If you use mobile devices these days you know that it's not just enough for a mobile OS to have software available. They have to have an easy to access, easy to search app store that allows users to find new and interesting apps and games to fill their mobile devices with.
In that vain, TiVo has recently announced that they're opening up their platform for developers and we may soon be seeing some third party apps become available. Details are sparse at this point but one can hope that this is the start of something exciting when it comes to TiVo.
Great but Slow
One of the biggest complaints users have about TiVo is the speed at which the company updates and adds content. While you can access many popular streaming services with modern TiVo devices such as Netflix, Hulu Plus, Amazon VoD and Pandora, that's about where the streaming party ends. If you're looking for something a little more obscure such as Al Jazeera or even sports programming like soccer, you're going to have to have a Roku or similar device sitting on top of your DVR.
Having a way for developers to add content to their platform is a great way for TiVo to expand its offering without spending a ton of additional money. If other people develop the apps and make them available to users, TiVo has only invested in the SDK.
And what sort of apps could we expect for a TiVo DVR? That's hard to say other than the general "content provider" apps but there's a ton of opportunity just in that space. I can't see games or productivity apps making their way to any sort of "TiVo Marketplace" but greater access to music, video and even photo sites wouldn't be a bad thing. (If only I could get Spotify on all of my various devices.)
HBOGo, MaxGo, Showtime OnDemand, TV.com content. These could all be opened up with an easy to use SDK and the ability of customers to be able to easily add apps to their TiVo DVRs. Engadget has reported that TiVo has placed some pretty tight restrictions on developers but there's no word on how these restrictions might effect the apps they could develop.
The other part of the equation is whether or not TiVo devices provided by cable companies would have access to the same apps as retail TiVo buyers. If MSOs decide to restrict peoples' use of apps (should any good ones appear) that could stop people from using these particular TiVos. In that case, one has to hope that TiVo wouldn't alienate these customers since breaking into the MSOs and writing distribution deals is important to their bottom line.

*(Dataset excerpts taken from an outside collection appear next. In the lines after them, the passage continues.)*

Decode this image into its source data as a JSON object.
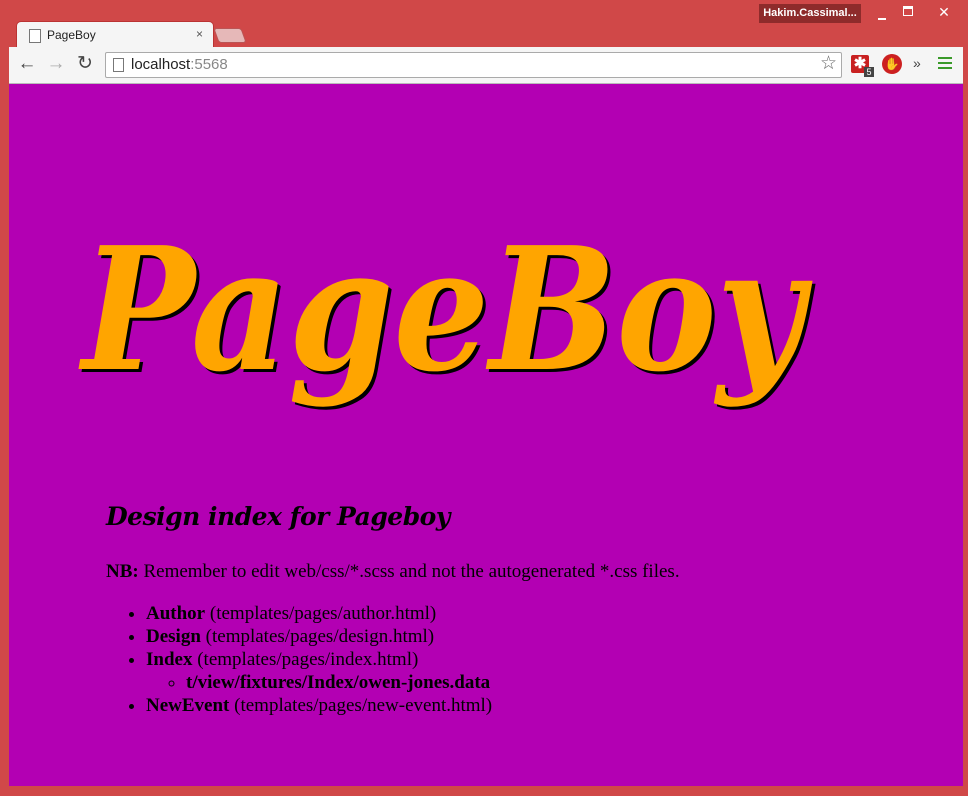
{
  "window": {
    "user": "Hakim.Cassimal...",
    "tab_title": "PageBoy",
    "tab_close": "×",
    "minimize_icon": "minimize-icon",
    "maximize_icon": "maximize-icon",
    "close_glyph": "✕"
  },
  "toolbar": {
    "url_host": "localhost",
    "url_port": ":5568",
    "back_glyph": "←",
    "forward_glyph": "→",
    "reload_glyph": "↻",
    "star_glyph": "☆",
    "ext1_glyph": "✱",
    "ext1_badge": "5",
    "ext2_glyph": "✋",
    "overflow_glyph": "»"
  },
  "page": {
    "logo_text": "PageBoy",
    "heading": "Design index for Pageboy",
    "note_label": "NB:",
    "note_text": " Remember to edit web/css/*.scss and not the autogenerated *.css files.",
    "items": [
      {
        "name": "Author",
        "path": " (templates/pages/author.html)"
      },
      {
        "name": "Design",
        "path": " (templates/pages/design.html)"
      },
      {
        "name": "Index",
        "path": " (templates/pages/index.html)",
        "fixture": "t/view/fixtures/Index/owen-jones.data"
      },
      {
        "name": "NewEvent",
        "path": " (templates/pages/new-event.html)"
      }
    ]
  },
  "colors": {
    "page_background": "#b300b3",
    "logo_fill": "#ffa500",
    "frame": "#d04848"
  }
}
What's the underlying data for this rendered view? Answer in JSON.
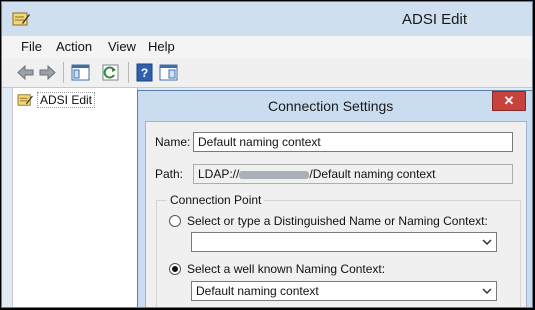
{
  "app": {
    "title": "ADSI Edit"
  },
  "menu": {
    "items": [
      "File",
      "Action",
      "View",
      "Help"
    ]
  },
  "toolbar": {
    "buttons": [
      "back-icon",
      "forward-icon",
      "show-tree-icon",
      "refresh-icon",
      "help-icon",
      "properties-icon"
    ]
  },
  "tree": {
    "root_label": "ADSI Edit"
  },
  "dialog": {
    "title": "Connection Settings",
    "close_glyph": "✕",
    "name_label": "Name:",
    "name_value": "Default naming context",
    "path_label": "Path:",
    "path_prefix": "LDAP://",
    "path_suffix": "/Default naming context",
    "group_label": "Connection Point",
    "option_dn_label": "Select or type a Distinguished Name or Naming Context:",
    "option_dn_value": "",
    "option_known_label": "Select a well known Naming Context:",
    "option_known_value": "Default naming context",
    "selected_option": "well-known"
  },
  "colors": {
    "close_button": "#c8423c",
    "title_bar": "#cfdff0",
    "dialog_frame": "#c9dcf0"
  }
}
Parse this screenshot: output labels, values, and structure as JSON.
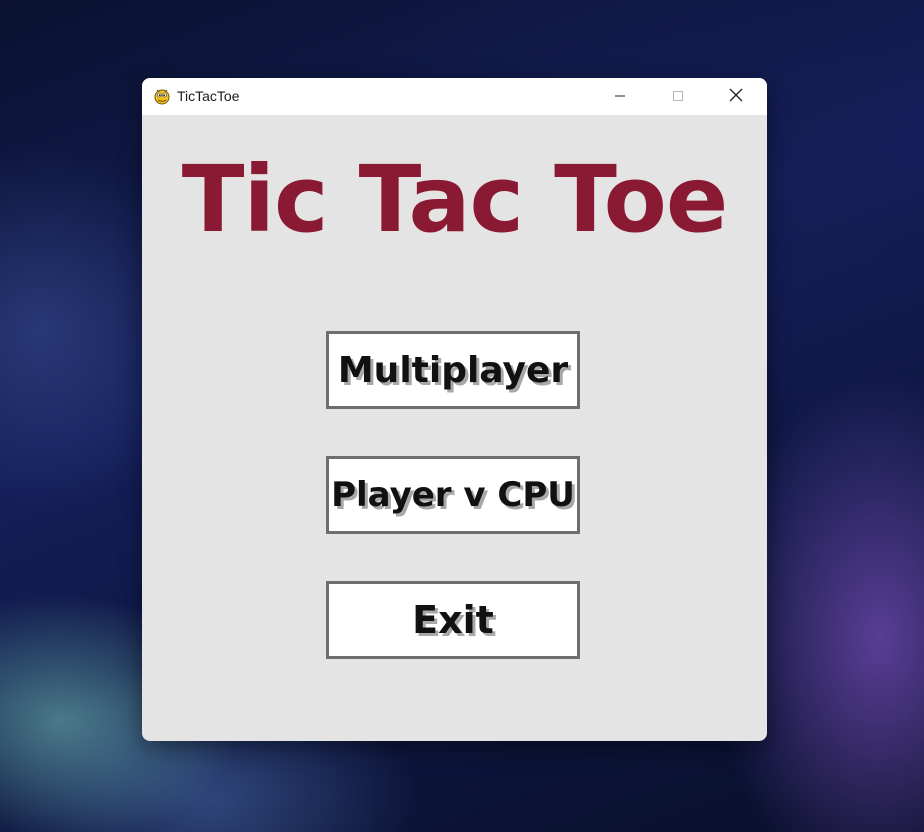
{
  "window": {
    "title": "TicTacToe",
    "app_icon": "pygame-snake-icon",
    "controls": {
      "minimize_icon": "minimize-icon",
      "maximize_icon": "maximize-icon",
      "close_icon": "close-icon"
    }
  },
  "game": {
    "title": "Tic Tac Toe",
    "title_color": "#8a1a33",
    "menu": {
      "multiplayer_label": "Multiplayer",
      "player_vs_cpu_label": "Player v CPU",
      "exit_label": "Exit"
    }
  },
  "colors": {
    "window_background": "#e4e4e4",
    "button_background": "#ffffff",
    "button_border": "#6e6e6e"
  }
}
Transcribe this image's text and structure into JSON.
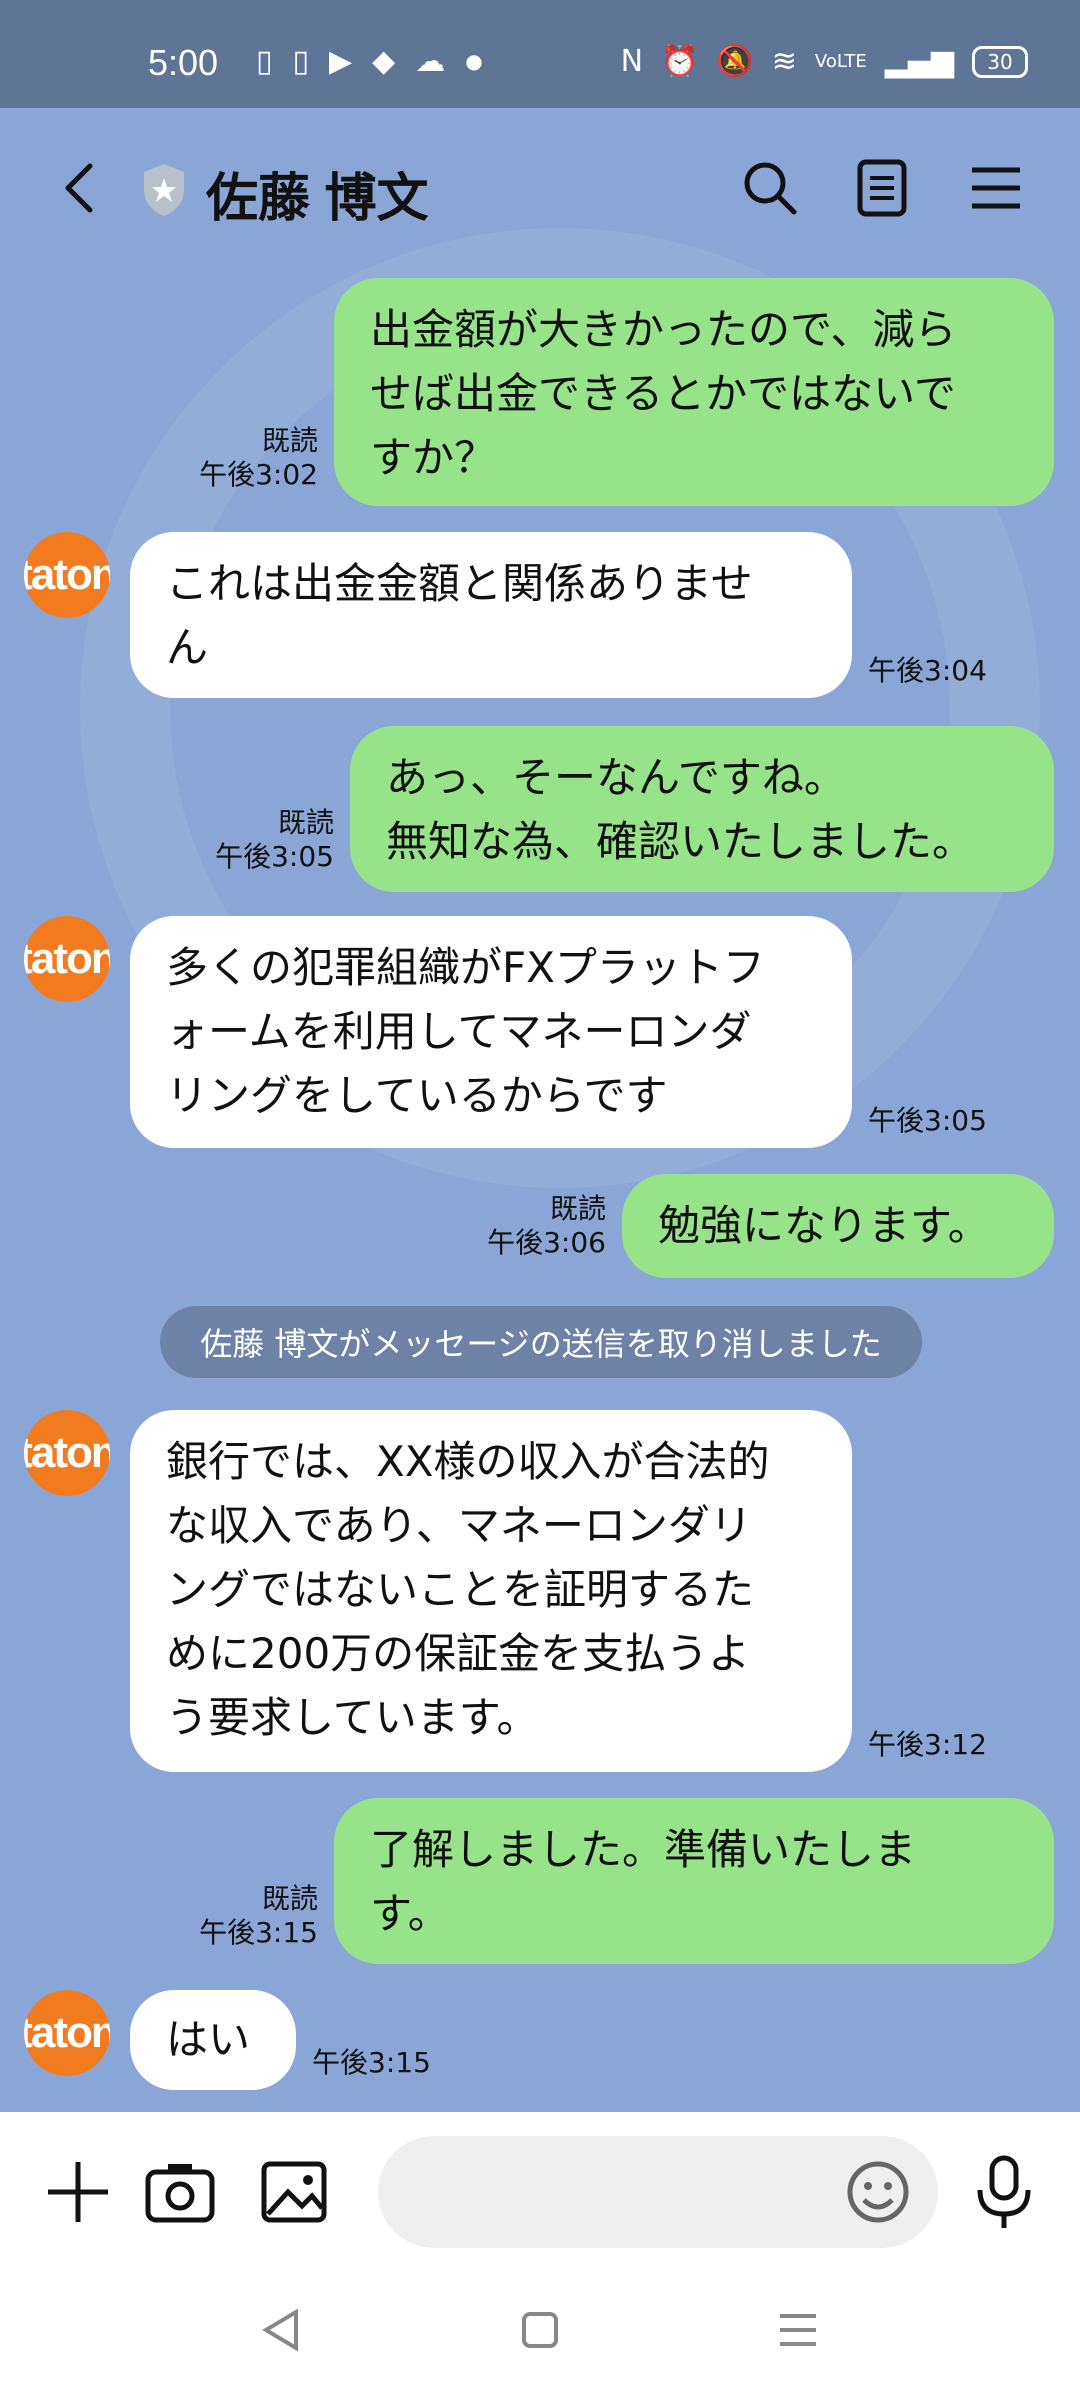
{
  "status_bar": {
    "time": "5:00",
    "battery": "30",
    "left_icons": [
      "sim-icon",
      "sim-icon",
      "youtube-icon",
      "cube-icon",
      "sheep-icon",
      "dot-icon"
    ],
    "right_icons": [
      "nfc-icon",
      "alarm-icon",
      "mute-icon",
      "wifi-icon",
      "volte-icon",
      "signal-icon"
    ]
  },
  "header": {
    "title": "佐藤 博文",
    "icons": [
      "back-icon",
      "shield-icon",
      "search-icon",
      "notes-icon",
      "menu-icon"
    ]
  },
  "messages": [
    {
      "side": "mine",
      "lines": [
        "出金額が大きかったので、減ら",
        "せば出金できるとかではないで",
        "すか？"
      ],
      "read": "既読",
      "time": "午後3:02"
    },
    {
      "side": "theirs",
      "avatar": "taton",
      "lines": [
        "これは出金金額と関係ありませ",
        "ん"
      ],
      "time": "午後3:04"
    },
    {
      "side": "mine",
      "lines": [
        "あっ、そーなんですね。",
        "無知な為、確認いたしました。"
      ],
      "read": "既読",
      "time": "午後3:05"
    },
    {
      "side": "theirs",
      "avatar": "taton",
      "lines": [
        "多くの犯罪組織がFXプラットフ",
        "ォームを利用してマネーロンダ",
        "リングをしているからです"
      ],
      "time": "午後3:05"
    },
    {
      "side": "mine",
      "lines": [
        "勉強になります。"
      ],
      "read": "既読",
      "time": "午後3:06"
    },
    {
      "side": "theirs",
      "avatar": "taton",
      "lines": [
        "銀行では、XX様の収入が合法的",
        "な収入であり、マネーロンダリ",
        "ングではないことを証明するた",
        "めに200万の保証金を支払うよ",
        "う要求しています。"
      ],
      "time": "午後3:12"
    },
    {
      "side": "mine",
      "lines": [
        "了解しました。準備いたしま",
        "す。"
      ],
      "read": "既読",
      "time": "午後3:15"
    },
    {
      "side": "theirs",
      "avatar": "taton",
      "lines": [
        "はい"
      ],
      "time": "午後3:15"
    }
  ],
  "system_message": "佐藤 博文がメッセージの送信を取り消しました",
  "input_bar": {
    "placeholder": "",
    "icons": [
      "plus-icon",
      "camera-icon",
      "image-icon",
      "emoji-icon",
      "mic-icon"
    ]
  },
  "nav_bar": {
    "icons": [
      "nav-back-icon",
      "nav-home-icon",
      "nav-recents-icon"
    ]
  },
  "colors": {
    "chat_bg": "#8aa6d6",
    "mine_bubble": "#97e38a",
    "theirs_bubble": "#ffffff",
    "avatar": "#f27b1f"
  }
}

No matter what, this certainly can't hurt TiVo when it comes to attracting new customers. The DVR pioneer has been doing well lately and not just because it's won some court cases. Subscriber count is up over the last few years and though it's taken TiVo a long time, it looks as though the company may soon become solvent. While buyout rumors are always flying regarding TiVo, if they continue to develop their technology and become profitable, there's nothing to say we won't see a major player snatch them up at some point.